An architecture for application-level overlay networks

Andreas Terzis

In the 25 years that have passed since the first node of the ARPAnet was installed in UCLA, the Internet has grown to a global infrastructure. This infrastructure provides however only low level primitives such as packet forwarding and end-to-end reliable delivery. What is still missing today from the Internet architecture is high level network utilities. The difference between network utilities and network applications is that utilities are more general than applications can be used as building blocks to enable the creation of new applications.

In this talk I will describe the work I have done in the past two years building such a network utility as one of the co-founders and system architects at Silvan Networks. As part of my talk I will present the architecture of the application level overlay network proposed. This network exposes high level primitives upon which applications could be easily built. The primitives offered by this overlay network include automatic creation of a mesh from a number of network nodes, the capability for a node to announce the existence of certain content, the capability to route towards that content, the capability to replicate content accord to demand patterns and the capability to control where content is replicated according to policy rules provided by content owners. I will also present PDQ (Protocol for Directing Queries), a novel content routing protocol that lies at the center of the application level overlay network. In addition to content routing, PDQ is responsible for delivering content invalidation signals when different resources are updated and collecting accounting information about the use of resources throughout the network.

The first application built on top of the Silvan application network was a Content Delivery Network (CDN) for the distribution of static web pages.
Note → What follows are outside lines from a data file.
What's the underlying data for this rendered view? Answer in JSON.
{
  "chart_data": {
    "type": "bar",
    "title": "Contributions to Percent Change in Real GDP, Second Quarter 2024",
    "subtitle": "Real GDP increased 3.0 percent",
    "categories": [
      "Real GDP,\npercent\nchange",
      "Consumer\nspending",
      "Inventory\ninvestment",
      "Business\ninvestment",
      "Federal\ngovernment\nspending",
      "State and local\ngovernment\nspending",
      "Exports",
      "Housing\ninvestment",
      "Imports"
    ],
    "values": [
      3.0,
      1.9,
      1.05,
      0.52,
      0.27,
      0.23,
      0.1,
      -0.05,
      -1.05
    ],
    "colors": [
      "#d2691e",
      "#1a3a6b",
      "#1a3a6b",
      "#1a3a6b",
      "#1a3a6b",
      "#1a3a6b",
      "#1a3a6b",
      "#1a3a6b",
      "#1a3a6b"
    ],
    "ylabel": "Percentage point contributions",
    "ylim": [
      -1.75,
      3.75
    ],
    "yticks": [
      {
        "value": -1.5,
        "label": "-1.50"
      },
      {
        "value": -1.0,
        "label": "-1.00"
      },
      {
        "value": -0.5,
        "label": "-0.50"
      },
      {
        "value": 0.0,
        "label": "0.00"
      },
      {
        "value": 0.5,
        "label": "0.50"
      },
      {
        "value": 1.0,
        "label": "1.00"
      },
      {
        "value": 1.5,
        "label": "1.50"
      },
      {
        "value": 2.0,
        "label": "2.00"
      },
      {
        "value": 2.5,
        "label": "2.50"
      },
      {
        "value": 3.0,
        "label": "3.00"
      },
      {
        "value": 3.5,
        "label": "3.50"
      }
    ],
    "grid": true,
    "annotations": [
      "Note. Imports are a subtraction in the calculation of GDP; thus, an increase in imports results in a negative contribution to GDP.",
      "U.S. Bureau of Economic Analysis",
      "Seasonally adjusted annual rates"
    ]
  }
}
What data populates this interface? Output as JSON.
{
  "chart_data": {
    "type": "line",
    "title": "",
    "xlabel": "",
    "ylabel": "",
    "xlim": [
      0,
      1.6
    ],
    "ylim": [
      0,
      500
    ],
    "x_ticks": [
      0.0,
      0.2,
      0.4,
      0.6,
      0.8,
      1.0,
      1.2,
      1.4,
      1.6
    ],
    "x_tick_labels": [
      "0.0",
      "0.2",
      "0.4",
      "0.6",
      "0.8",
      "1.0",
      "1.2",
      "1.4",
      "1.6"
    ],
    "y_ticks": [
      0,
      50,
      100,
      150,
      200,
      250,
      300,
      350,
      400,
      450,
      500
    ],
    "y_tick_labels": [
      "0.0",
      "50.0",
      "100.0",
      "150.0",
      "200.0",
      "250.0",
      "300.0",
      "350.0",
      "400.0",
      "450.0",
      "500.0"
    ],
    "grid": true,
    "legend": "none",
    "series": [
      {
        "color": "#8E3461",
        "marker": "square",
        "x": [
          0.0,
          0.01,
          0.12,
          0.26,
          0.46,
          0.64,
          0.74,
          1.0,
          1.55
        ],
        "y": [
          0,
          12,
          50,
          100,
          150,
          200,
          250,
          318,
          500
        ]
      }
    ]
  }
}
Our measurements have shown that the performance of the developed CDN is on par and in some cases better than the best commercial service while the size of our deployed system is two to three orders of magnitude smaller than that of the comparable commercial service.

A comparison of the described architecture with some of the proposed peer-to-peer schemes will be provided. Finally I will outline some of the future work I plan to do in this area including internet-wide storage, collaboration and computation utilities.

This has been a joint work with Lixia Zhang and Adam Rosenstein.